Rogues' Gallery, Daumier

Honoré Daumier, Les Celebrités du Juste Milieu, clay 1827-1840, posthumous bronze casts 1929-1940, Art Institute of Chicago. Photos Rachel Cohen.

I've always liked this set of busts by Honoré Daumier.

They're quite small -- each about five or six inches high, I think, you could pick them up in your hands.

Their sardonic tone is the mood after the failed revolution of 1830, when he had fought with the working peoples' movements, but the eventual result was King Louis-Philippe and profits for the bourgeoisie.

Daumier's cartoons at this period reached a very wide audience and were widely known, his sculptures less so.

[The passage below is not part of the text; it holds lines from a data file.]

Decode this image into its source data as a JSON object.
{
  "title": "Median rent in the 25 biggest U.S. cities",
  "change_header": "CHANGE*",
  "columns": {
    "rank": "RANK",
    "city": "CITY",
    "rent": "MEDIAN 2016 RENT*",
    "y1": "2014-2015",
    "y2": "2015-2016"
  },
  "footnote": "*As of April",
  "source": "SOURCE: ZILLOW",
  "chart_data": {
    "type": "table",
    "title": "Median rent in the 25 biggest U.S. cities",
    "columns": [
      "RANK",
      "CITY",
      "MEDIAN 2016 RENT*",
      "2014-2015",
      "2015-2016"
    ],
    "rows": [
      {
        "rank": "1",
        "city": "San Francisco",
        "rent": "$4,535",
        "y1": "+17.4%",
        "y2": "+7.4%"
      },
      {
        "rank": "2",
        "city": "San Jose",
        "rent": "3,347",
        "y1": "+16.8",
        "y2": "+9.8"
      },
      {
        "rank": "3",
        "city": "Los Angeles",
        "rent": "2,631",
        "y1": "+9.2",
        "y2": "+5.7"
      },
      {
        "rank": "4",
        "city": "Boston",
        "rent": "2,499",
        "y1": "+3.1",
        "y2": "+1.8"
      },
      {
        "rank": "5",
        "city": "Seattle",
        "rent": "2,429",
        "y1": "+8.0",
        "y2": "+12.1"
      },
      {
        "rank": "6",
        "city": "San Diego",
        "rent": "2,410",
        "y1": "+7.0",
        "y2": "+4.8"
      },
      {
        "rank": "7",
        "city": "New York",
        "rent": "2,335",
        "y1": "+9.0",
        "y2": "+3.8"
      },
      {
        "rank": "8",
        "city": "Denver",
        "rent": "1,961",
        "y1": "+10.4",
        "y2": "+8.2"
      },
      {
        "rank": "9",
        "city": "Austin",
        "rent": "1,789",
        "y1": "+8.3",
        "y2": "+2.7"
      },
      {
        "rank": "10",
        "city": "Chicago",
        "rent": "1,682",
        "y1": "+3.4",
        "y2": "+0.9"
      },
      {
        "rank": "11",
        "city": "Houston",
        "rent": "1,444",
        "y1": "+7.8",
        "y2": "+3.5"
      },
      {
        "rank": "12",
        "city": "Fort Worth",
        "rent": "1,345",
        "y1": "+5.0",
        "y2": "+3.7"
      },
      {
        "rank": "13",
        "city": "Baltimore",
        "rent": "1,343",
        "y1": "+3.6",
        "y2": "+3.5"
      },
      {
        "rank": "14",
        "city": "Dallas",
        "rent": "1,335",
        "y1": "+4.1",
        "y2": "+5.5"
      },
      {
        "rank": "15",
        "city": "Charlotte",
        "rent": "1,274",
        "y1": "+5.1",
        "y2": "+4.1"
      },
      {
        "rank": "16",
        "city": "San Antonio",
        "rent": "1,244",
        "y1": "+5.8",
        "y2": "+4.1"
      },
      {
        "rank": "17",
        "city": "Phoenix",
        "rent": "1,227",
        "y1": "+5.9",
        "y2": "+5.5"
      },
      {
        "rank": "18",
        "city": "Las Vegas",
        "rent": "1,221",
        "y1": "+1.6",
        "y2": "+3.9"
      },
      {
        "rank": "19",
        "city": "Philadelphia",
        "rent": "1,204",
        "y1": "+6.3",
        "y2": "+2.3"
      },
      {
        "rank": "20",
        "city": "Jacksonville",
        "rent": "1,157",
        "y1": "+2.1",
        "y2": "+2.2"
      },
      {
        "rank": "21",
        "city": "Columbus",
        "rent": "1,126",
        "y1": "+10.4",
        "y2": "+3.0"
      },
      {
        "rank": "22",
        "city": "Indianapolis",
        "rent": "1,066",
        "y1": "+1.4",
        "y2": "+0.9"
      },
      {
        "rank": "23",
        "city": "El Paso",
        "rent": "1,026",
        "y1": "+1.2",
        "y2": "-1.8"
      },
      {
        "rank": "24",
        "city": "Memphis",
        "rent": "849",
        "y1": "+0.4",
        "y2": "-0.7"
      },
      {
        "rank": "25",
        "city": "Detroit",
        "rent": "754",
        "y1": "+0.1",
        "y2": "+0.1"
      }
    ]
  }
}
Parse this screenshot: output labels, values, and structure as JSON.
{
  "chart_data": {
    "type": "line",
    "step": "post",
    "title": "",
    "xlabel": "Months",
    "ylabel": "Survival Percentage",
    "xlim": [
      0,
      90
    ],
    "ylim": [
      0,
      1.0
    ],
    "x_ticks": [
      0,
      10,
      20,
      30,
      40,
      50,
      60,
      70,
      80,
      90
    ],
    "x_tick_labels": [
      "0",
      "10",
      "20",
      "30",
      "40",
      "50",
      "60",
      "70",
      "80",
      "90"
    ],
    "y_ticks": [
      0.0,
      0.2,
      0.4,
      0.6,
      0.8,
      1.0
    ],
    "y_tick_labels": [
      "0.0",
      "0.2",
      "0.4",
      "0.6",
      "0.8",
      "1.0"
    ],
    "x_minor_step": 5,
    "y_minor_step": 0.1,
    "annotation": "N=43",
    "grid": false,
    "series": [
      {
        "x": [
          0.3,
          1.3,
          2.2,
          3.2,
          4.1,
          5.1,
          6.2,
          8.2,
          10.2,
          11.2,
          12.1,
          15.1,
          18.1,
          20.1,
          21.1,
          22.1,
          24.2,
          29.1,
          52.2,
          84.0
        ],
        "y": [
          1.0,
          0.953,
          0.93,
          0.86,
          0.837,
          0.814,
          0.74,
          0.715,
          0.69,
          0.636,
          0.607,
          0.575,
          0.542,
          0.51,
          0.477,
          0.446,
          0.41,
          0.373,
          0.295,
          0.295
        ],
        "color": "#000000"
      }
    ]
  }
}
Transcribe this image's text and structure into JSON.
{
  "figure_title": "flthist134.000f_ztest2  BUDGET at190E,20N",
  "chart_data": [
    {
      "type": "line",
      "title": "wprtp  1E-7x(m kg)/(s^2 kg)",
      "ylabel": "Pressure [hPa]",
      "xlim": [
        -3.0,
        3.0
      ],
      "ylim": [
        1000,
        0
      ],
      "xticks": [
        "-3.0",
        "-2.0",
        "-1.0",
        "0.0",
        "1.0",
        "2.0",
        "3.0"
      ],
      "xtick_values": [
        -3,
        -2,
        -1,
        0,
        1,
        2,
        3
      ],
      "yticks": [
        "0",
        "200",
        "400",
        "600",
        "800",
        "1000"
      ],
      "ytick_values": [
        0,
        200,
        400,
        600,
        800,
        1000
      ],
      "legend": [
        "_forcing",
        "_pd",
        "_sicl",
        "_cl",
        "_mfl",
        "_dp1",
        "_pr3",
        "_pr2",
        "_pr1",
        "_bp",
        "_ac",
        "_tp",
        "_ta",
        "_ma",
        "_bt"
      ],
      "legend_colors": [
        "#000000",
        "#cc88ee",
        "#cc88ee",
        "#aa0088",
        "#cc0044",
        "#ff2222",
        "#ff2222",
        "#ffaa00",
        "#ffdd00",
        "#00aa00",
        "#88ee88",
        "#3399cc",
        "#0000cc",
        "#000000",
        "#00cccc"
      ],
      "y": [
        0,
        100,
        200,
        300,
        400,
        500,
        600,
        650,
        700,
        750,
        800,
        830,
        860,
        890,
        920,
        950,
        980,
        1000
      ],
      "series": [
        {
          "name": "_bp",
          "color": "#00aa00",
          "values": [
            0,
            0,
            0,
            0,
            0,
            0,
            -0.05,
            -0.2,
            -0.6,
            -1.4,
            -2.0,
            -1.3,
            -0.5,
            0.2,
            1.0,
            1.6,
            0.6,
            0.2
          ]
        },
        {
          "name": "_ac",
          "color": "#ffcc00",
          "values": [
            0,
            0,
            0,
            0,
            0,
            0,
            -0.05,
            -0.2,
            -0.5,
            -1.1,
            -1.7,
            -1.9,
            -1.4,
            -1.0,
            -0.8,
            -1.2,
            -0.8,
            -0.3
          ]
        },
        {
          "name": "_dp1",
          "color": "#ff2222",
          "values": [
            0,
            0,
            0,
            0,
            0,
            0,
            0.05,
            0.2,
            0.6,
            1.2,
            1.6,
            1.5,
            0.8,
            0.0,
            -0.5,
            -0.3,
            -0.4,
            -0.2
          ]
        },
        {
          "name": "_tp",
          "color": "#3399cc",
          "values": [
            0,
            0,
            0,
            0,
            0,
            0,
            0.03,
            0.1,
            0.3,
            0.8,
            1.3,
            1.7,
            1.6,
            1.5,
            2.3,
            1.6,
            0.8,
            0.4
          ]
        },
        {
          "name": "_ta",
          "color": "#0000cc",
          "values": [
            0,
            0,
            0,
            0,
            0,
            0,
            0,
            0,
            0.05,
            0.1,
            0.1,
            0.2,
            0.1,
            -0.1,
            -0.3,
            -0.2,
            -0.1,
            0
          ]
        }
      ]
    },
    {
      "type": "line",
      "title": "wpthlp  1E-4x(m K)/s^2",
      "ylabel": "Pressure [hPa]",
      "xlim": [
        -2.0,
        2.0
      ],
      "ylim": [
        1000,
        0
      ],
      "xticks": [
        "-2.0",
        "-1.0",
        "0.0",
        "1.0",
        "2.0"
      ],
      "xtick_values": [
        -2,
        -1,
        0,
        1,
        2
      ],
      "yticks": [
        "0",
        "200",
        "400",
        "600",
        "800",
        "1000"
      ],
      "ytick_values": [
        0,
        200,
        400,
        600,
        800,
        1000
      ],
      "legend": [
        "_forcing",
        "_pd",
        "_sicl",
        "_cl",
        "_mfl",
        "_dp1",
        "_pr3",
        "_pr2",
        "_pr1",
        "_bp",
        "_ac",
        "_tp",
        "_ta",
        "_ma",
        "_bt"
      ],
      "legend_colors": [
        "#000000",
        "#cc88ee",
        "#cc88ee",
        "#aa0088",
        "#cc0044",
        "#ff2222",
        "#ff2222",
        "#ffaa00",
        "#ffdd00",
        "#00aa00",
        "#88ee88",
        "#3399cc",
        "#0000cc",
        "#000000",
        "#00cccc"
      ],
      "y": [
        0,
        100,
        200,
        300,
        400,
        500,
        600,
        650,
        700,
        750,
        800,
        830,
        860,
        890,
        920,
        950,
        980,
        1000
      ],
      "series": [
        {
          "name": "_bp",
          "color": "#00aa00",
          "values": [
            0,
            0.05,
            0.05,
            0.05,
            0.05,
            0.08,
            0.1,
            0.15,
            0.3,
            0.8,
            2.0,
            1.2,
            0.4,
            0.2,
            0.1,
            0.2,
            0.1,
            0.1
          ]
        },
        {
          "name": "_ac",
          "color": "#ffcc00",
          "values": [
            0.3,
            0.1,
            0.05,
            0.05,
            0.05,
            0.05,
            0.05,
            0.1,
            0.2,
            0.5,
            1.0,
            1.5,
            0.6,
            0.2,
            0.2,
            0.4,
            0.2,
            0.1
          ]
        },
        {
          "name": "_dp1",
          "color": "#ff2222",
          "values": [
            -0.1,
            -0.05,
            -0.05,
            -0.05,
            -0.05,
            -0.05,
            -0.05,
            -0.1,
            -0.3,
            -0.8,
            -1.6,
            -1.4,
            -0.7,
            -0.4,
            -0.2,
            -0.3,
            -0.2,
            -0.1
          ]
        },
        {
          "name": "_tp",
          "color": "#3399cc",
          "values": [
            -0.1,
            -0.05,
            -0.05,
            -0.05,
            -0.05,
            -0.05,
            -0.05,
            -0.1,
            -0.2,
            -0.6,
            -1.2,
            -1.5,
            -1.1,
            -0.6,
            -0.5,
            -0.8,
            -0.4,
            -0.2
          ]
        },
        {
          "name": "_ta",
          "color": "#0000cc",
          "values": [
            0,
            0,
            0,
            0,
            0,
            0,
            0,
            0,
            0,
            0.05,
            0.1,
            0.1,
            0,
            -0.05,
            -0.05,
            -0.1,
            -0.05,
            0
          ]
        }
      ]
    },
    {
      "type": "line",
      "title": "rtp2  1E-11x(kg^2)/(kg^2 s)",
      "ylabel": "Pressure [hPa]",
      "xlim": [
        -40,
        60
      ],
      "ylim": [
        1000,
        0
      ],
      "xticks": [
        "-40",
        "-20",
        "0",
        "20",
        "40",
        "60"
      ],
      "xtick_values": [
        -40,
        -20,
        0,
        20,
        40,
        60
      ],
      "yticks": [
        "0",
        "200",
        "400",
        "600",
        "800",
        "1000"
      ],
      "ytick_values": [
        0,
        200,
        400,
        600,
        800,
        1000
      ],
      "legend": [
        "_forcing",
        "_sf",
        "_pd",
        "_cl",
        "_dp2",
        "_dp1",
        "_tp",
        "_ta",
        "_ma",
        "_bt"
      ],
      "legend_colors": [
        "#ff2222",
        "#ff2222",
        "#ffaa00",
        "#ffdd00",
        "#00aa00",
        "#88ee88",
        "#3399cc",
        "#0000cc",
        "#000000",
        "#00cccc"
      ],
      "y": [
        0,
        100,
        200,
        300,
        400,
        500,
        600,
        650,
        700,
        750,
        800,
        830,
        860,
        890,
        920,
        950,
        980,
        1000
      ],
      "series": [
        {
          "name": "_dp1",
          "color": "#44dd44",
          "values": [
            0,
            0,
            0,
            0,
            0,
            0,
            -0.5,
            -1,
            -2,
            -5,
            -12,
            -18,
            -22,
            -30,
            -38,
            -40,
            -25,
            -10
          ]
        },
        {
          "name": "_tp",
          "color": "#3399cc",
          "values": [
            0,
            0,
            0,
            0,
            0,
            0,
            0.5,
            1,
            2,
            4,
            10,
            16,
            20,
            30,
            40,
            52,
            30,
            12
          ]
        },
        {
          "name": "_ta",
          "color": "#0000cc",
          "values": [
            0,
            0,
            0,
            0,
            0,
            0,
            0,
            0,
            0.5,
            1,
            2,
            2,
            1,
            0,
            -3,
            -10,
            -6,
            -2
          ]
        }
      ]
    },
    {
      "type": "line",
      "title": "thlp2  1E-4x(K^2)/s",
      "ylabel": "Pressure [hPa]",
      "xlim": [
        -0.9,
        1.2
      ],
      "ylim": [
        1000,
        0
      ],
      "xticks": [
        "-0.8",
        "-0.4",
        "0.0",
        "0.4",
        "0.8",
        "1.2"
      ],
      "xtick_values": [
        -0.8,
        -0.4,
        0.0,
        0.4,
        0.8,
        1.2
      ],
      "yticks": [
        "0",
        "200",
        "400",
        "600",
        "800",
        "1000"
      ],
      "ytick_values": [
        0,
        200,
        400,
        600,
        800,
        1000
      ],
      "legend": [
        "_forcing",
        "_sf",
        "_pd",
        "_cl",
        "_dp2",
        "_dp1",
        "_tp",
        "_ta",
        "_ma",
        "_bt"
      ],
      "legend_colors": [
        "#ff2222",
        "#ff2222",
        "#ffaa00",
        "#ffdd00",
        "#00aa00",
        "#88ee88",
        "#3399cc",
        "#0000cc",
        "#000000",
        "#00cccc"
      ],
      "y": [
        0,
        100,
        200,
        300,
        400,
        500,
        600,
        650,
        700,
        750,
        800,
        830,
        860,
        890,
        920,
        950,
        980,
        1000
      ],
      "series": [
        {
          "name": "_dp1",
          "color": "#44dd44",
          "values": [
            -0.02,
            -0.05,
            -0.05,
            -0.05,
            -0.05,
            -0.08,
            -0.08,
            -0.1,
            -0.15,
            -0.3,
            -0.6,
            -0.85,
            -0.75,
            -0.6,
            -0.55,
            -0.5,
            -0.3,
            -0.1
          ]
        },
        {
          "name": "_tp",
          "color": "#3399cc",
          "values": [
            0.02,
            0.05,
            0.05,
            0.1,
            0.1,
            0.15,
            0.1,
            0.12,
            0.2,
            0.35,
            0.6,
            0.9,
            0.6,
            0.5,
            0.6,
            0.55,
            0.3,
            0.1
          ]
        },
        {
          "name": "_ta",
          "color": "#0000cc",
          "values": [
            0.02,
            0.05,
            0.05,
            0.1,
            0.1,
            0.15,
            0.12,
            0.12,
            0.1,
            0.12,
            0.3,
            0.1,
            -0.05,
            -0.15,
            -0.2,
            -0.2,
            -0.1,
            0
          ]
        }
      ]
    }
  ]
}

He was a great artist, and there is great understanding in his work, which is rough and subtle. Late in his life, he worked over and over on paintings of Don Quixote. Some are sympathetic.

Others hover, you might understand this person, but it does not seem you should trust him.

He made them in clay, from sitting at Parliament and studying the politicians and their postures, then used the clay models as the basis for his ongoing political cartoons. The original works in clay, the surviving 36 of the 40 he sculpted, are at the Musée d'Orsay. Some sets of bronze casts were made a century later, between 1929 and 1940. And it is one of these sets that belong to the Art Institute.

I like to think of them as tools of his trade, the psychological and political insight molded into clay to be returned to as he went on trying to make sense of their tumultuous political life.

I stopped by on October 30th, a few days before the election, and took these photos. A woman and her husband were looking at them, too, and she said, eagerly, I've always liked these so much.